Хочется трахнуть ее прямо тут - и мой едва способный к мыслительным процессам мозг не находит ни единого оправдания, почему я не могу сделать это прямо сейчас.
В последний раз такую ненормальную эйфорию от простого поцелуя я ловил еще в старшей школе, когда зажал в углу практикантку. Хотя, кажется, даже тогда мне не было так классно от чувства обладания и власти.
— Ты придурок, Ван дер Мейер, - шепчет Соня, теперь уже намеренно проводя острым краем зубов по верхней губе. — Ты правда хотел меня уволить?
— Ага, - ухмыляюсь ей в губы. — Вообще-то уже уволил. Так что теперь ты не стажерка Ларина, а моя личная помощница с ненормированным рабочим графиком. Надеюсь, ты способная и старательная, потому что за каждый промах я буду…
Чтобы не озвучивать очевидную форму наказания, просто отвешиваю ей шлепок по заду.
В ответ Соня заводит ноги мне на талию, притягивая к себе, словно каракатица, которая поймала жертву и не намерена отпускать ее живой.
И как только мне начинает казаться, что на этот раз у нас точно все точки над «i», что-то идет не так. Даже не сразу понимаю, почему Одуван вдруг начинает брыкаться, вырываться из моих рук. Может, снова был слишком грубым?

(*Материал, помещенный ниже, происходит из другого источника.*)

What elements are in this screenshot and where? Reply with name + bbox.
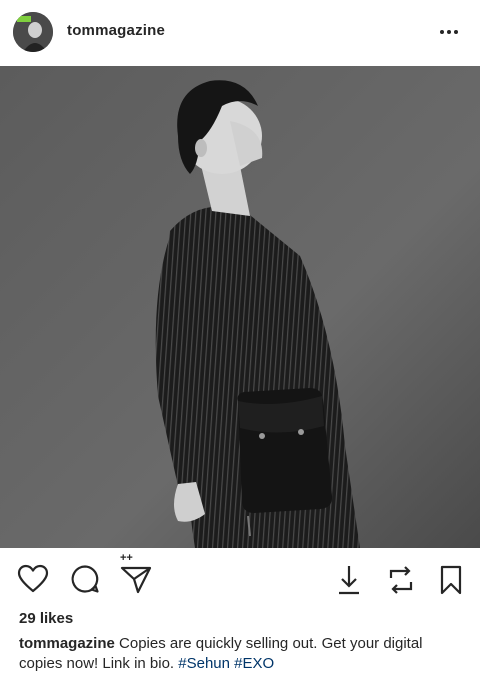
post-username[interactable]: tommagazine [67, 22, 165, 39]
paper-plane-icon[interactable] [120, 564, 152, 599]
post-photo[interactable] [0, 66, 480, 548]
hashtag-exo[interactable]: #EXO [234, 655, 274, 672]
post-caption: tommagazine Copies are quickly selling o… [19, 634, 464, 674]
hashtag-sehun[interactable]: #Sehun [178, 655, 230, 672]
post-header: tommagazine [0, 0, 480, 66]
likes-count[interactable]: 29 likes [19, 610, 73, 627]
heart-icon[interactable] [17, 564, 49, 599]
caption-username[interactable]: tommagazine [19, 635, 115, 652]
download-icon[interactable] [338, 564, 360, 601]
repost-icon[interactable] [385, 566, 417, 599]
more-options-icon[interactable] [436, 22, 462, 42]
action-bar: ++ [0, 552, 480, 602]
profile-avatar[interactable] [13, 12, 53, 52]
comment-icon[interactable] [70, 564, 100, 599]
bookmark-icon[interactable] [440, 565, 462, 600]
new-activity-badge: ++ [120, 552, 133, 564]
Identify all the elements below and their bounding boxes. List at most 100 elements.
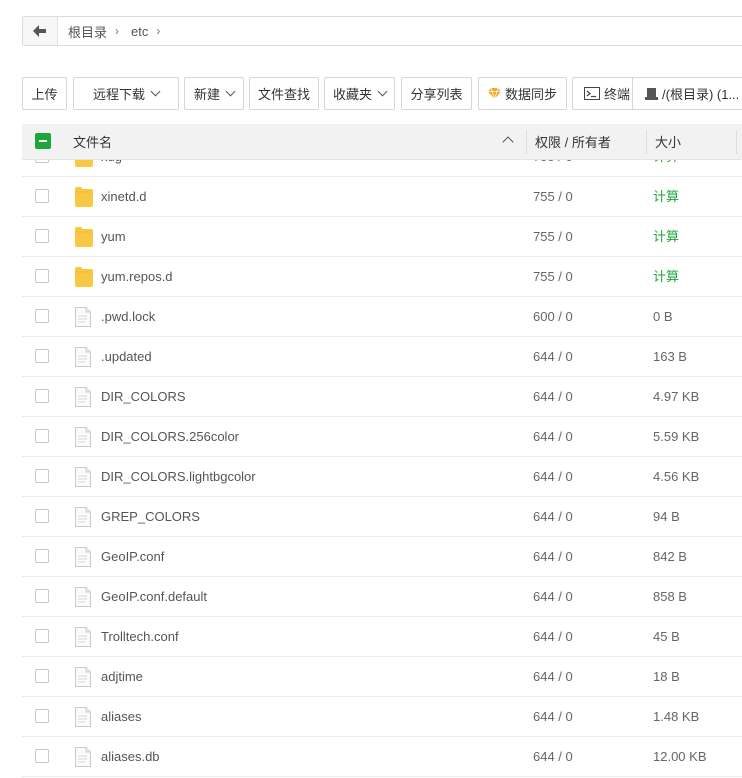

— Денис, пожалуйста… — Она как-то истерично вырывается, сползает со стола, чуть не падая.
— Да блядь, я тебя даже не трогал! — Ору ей вслед, потому что эта ненормальная малолетка снова несется к двери. — что с тобой не так?! Я снова должен за тобой бегать?!
Она ничего не отвечает, просто несется по коридору, так ни разу и не сглянувшись в мою сторону.
— Что с тобой, солнышко? — Мама кладет ладонь мне на лоб, и я непроизвольно отодвигаюсь, потому что прикосновение холодной кожи вызывает неприятный зуд во всем теле. — Все, с меня хватит. Я звоню врачу.